Der Unteroffizier nahm das Fernglas von den Augen und richtete sich auf. Er sah zum alten Mann hinüber, dann zu den Häusern auf der anderen Seite des Platzes und ein letztes Mal auf die Zelte der Flüchtlinge. Dann gab er dem Fahrer den Befehl, weiterzufahren und zwar genau auf die Lücke in der kleinen Mauer zu, die nicht höher war als einen Meter und die einmal Teil eines Gebäudes gewesen war. Irgendwann in diesem Krieg, der schon so lange dauerte, dass niemand sich mehr an Tage des Friedens erinnern konnte, war das Gebäude von einer Granate getroffen worden und eingestürzt. Zehn Dorfleute waren bei diesem Überfall ums Leben gekommen, davon sieben Kinder.
Der Jeep fuhr auf den Platz hinaus, Staub wirbelte von seinen Stollenreifen und strich wie Nebel an den Häusern entlang und am alten Mann vorbei, der dabei war, mit dem Nagel seines Zeigefingers einen kleinen Rest Tabak aus der Pfeife zu kratzen.
Der alte Mann hielt inne.
Es ist soweit, dachte er.
Und kaum hatte er den Gedanken zu Ende gedacht, fielen die Schüsse. Schnellfeuergewehre. Ein Stakkato von Schüssen. Ein berstendes Krachen, in dem der Jeep aufheulte, als wäre er es, der von den Kugeln tödlich getroffen worden war. Männer schrien, die Luft war jetzt voll mit Staub, und der Staub roch nach Benzin und nach verbranntem Pulver. Und dann nach Blut.
Der Motor des Jeeps verstummte plötzlich.
Ein letzter Schuss fiel.
Danach herrschte wieder die Stille, nur war sie jetzt eine andere.
In dieser Stille starb der Fahrer des Jeeps, der hinter dem Steuer zusammengesackt war.
In dieser Stille verblutete der Unteroffizier.

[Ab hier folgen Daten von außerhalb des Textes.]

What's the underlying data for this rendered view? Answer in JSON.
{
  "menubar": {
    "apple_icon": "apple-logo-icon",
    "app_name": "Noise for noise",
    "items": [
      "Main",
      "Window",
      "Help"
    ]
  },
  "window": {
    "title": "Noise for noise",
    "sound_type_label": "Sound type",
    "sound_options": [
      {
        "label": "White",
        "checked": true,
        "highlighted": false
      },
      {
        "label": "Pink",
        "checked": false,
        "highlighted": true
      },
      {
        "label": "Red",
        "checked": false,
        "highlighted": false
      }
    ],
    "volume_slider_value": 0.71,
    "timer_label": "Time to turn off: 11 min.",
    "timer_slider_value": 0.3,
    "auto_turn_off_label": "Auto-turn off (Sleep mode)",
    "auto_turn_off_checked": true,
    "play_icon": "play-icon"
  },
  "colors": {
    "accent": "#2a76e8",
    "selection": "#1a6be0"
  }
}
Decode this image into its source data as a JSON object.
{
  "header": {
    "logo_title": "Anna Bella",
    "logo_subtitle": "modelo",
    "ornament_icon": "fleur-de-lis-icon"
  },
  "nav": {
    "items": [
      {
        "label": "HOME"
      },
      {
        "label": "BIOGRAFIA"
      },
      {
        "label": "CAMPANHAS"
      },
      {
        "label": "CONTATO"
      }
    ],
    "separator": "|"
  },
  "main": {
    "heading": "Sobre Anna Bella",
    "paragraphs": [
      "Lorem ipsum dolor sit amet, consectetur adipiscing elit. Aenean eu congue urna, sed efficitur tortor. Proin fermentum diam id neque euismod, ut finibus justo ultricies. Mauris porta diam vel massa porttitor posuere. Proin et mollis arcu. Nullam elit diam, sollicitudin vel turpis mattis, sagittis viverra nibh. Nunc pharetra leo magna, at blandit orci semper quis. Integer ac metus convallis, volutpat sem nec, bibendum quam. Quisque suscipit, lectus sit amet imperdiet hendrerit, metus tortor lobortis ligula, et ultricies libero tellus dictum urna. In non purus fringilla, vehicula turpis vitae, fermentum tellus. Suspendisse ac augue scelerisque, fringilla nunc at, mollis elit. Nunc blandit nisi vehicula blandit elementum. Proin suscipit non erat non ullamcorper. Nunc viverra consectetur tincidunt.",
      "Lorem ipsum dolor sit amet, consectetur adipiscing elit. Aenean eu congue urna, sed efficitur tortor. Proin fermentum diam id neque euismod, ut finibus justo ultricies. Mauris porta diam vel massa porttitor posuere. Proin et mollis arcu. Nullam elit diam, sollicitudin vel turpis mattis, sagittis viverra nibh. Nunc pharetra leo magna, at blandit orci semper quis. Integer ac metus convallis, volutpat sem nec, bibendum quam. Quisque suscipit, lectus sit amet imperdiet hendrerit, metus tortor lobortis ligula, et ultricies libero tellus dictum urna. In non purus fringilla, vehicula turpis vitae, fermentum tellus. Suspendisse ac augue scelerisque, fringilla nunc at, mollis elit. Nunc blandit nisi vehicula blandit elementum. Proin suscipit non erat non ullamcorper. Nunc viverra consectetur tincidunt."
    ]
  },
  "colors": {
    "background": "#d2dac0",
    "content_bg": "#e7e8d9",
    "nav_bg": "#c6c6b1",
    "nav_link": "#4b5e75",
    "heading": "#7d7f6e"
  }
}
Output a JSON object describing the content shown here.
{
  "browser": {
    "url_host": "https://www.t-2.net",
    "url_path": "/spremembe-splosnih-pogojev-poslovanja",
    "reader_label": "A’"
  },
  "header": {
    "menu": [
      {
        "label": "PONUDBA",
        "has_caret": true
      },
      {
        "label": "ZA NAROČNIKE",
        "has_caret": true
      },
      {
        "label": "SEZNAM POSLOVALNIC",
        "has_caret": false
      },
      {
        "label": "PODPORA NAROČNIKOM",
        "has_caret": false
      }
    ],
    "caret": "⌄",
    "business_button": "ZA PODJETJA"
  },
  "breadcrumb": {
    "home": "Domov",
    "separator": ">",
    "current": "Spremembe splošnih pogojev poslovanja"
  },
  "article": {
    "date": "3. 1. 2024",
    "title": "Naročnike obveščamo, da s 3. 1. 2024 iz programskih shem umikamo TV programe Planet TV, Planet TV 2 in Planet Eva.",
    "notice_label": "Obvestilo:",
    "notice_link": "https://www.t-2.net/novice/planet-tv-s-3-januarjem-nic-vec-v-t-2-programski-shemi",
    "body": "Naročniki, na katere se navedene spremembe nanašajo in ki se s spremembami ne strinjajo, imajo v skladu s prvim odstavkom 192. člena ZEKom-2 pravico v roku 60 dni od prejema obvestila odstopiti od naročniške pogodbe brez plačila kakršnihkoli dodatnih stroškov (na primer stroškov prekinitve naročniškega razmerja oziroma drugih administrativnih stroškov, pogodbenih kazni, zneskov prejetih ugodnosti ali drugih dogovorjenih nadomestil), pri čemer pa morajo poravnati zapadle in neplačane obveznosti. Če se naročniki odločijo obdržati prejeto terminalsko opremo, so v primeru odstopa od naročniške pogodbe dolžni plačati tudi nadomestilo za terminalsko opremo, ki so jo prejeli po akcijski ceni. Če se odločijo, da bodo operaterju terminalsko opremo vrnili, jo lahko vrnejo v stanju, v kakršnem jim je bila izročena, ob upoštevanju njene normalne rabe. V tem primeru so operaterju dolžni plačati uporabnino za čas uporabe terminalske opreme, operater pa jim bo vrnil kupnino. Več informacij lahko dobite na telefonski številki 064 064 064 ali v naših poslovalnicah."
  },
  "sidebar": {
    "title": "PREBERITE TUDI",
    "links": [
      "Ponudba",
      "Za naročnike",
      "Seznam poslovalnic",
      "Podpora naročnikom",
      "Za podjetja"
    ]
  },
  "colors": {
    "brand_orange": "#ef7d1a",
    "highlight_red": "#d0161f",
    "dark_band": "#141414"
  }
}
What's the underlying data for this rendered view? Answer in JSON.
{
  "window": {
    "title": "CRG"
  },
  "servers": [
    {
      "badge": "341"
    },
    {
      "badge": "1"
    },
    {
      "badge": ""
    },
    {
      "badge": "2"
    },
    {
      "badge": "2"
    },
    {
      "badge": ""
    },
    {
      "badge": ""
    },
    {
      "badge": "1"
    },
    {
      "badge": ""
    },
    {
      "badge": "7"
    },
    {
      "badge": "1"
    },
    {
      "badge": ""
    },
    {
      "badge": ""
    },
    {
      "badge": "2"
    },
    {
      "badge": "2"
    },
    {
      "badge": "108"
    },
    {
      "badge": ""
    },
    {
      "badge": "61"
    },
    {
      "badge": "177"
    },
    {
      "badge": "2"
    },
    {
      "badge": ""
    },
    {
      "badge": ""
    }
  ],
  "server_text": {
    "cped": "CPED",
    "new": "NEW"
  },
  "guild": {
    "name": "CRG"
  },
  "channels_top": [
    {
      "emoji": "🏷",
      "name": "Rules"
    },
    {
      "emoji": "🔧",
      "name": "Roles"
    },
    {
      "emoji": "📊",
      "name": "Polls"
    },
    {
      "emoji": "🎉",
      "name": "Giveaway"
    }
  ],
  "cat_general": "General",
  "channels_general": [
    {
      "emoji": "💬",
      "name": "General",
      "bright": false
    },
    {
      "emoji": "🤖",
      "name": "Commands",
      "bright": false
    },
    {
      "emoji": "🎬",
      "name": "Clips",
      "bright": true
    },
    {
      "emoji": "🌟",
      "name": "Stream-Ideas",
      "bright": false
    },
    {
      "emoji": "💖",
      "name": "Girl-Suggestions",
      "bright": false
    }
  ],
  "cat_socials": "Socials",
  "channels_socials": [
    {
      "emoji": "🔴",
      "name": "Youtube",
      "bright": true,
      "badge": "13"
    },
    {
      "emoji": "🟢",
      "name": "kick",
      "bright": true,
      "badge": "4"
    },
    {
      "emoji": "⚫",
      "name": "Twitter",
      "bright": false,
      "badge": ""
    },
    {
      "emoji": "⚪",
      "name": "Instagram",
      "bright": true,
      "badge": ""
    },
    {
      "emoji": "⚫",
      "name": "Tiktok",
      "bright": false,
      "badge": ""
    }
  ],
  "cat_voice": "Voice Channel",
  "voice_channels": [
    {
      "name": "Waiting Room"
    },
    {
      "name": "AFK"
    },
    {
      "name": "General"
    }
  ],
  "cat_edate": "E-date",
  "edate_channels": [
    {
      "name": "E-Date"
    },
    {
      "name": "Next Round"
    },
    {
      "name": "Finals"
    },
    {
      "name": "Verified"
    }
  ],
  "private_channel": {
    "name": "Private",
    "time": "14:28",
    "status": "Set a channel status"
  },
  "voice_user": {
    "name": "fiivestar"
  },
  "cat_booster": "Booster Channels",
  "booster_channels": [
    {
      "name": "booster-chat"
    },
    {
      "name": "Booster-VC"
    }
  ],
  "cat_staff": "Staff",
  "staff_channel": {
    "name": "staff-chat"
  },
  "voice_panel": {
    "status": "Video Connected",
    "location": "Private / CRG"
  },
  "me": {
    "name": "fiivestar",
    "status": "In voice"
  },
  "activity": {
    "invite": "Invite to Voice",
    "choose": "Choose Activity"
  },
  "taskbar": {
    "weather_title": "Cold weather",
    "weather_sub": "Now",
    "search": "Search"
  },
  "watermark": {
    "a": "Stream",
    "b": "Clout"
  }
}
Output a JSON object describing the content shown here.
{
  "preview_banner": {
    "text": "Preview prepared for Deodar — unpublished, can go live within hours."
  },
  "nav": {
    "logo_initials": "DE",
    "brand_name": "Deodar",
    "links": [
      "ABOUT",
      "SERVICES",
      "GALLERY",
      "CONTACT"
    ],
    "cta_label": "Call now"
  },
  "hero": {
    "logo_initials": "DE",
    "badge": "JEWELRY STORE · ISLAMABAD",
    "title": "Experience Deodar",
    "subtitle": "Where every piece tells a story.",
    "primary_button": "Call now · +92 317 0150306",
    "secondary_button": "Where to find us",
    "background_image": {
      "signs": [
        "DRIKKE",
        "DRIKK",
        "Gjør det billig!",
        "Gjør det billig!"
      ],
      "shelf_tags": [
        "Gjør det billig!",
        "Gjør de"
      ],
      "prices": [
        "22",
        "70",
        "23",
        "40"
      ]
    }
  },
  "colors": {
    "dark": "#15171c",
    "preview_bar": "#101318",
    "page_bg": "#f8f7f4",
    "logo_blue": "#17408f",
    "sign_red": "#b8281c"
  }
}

In dieser Stille erhoben sich hinter der kleinen Mauer Omar und Tarek, beide mit ihren Gewehren im Anschlag.
In dieser Stille begann ein kleines Kind zu weinen.
In dieser Stille, dachte der alte Mann, versinkt die Welt.
Omar und Tarek verschwendeten keine Zeit.
Als die Dorfleute aus ihren Häusern traten und zum Platz kamen, um mit ihnen zu reden, sagte sie ihnen nur, dass sie nun nichts mehr zu befürchten hätten.
»Niemand wird je erfahren, wo diese fünf Soldaten geblieben sind«, versicherte ihnen Omar. »Wir werden mit dem Jeep in die Berge fahren bis uns das Benzin ausgeht. Dann gehen wir zu Fuß weiter bis zum Grossen Fluss, wo wir uns Black Shark anschließen werden.«
Tarek war dabei, einem der toten Soldaten die blutverschmierten Stiefel auszuziehen. Die Dorfleute schauten ihm dabei argwöhnisch zu.
»Ach so, ihr wollt zu diesem Banditen, dessen Name allein schon überall Angst und Schrecken verbreitet?«, wunderte sich Ali, der stolze Besitzer der Ziegen.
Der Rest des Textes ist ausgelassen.